Babbacombe Cliffs is a Site of Special Scientific Interest (SSSI) in Devon, England. It is located north of the town of Babbacombe and is a coastline below Babbacombe Down that has Devonian geology and faces Babbacombe Bay. This area is protected because of the geological stratigraphy present in these cliffs. Babbacombe Cliffs SSSI is within the English Riviera UNESCO Global Geopark.

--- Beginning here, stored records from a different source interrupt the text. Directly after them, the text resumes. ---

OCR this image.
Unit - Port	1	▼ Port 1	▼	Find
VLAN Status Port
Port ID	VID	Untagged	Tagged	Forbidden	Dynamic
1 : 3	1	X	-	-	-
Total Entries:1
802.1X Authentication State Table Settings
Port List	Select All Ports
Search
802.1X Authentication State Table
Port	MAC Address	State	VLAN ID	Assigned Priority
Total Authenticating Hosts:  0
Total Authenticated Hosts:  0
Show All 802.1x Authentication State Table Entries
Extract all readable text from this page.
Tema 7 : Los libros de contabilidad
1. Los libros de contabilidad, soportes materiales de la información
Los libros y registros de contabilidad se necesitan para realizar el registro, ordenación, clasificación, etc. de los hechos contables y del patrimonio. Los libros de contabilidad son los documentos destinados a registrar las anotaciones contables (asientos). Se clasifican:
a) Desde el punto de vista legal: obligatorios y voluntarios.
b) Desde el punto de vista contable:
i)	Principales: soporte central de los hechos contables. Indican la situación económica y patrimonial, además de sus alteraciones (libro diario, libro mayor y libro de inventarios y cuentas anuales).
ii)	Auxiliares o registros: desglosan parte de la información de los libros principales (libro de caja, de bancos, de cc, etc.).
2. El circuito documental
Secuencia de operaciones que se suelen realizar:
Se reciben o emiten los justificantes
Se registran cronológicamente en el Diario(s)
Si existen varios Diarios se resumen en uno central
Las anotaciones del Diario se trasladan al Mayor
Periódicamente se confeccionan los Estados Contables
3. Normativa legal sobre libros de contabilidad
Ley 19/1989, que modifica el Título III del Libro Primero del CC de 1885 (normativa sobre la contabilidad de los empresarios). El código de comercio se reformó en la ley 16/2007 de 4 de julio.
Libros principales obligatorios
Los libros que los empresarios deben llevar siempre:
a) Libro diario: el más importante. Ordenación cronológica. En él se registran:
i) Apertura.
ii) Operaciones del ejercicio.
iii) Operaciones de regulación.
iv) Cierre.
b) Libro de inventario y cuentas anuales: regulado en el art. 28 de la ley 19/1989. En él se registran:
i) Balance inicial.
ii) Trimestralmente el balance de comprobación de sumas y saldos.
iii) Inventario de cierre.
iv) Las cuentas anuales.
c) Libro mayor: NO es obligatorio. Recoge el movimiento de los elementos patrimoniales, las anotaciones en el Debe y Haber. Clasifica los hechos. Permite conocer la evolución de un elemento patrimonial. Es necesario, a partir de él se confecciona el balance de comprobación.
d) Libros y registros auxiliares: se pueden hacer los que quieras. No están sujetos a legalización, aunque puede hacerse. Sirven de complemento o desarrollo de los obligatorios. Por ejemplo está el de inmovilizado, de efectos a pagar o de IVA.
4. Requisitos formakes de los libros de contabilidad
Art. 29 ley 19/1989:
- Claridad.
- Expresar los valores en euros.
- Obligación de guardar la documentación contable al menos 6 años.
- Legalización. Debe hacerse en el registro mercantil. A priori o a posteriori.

The Babbacome Cliff Railway crosses this protected area.

== Geology ==
Babbacombe Cliffs is a location where breccia deposits of the Permian period (Oddicombe Breccias) are faulted against limestones of the Devonian period. The breccia deposits have been used to interpret the direction of fluvial transport of sediments. Some of the rock types at Babbacombe Cliffs contain ammonoid cephalopods that indicate deep sea conditions in geological history. The site also includes a cavity and fissure system cut into the limestone that is filled by Permian sandstones and siltstones.

In the south of this protected area is the location of the type section of Babbacombe Shales which are known for fossilised molluscs called goniatids of early Frasnian age (Devonian period). Another rock strata present in this protected area is Barton Limestone.

== Land ownership ==
All land in Babbacombe Cliffs SSSI is owned by the local authority.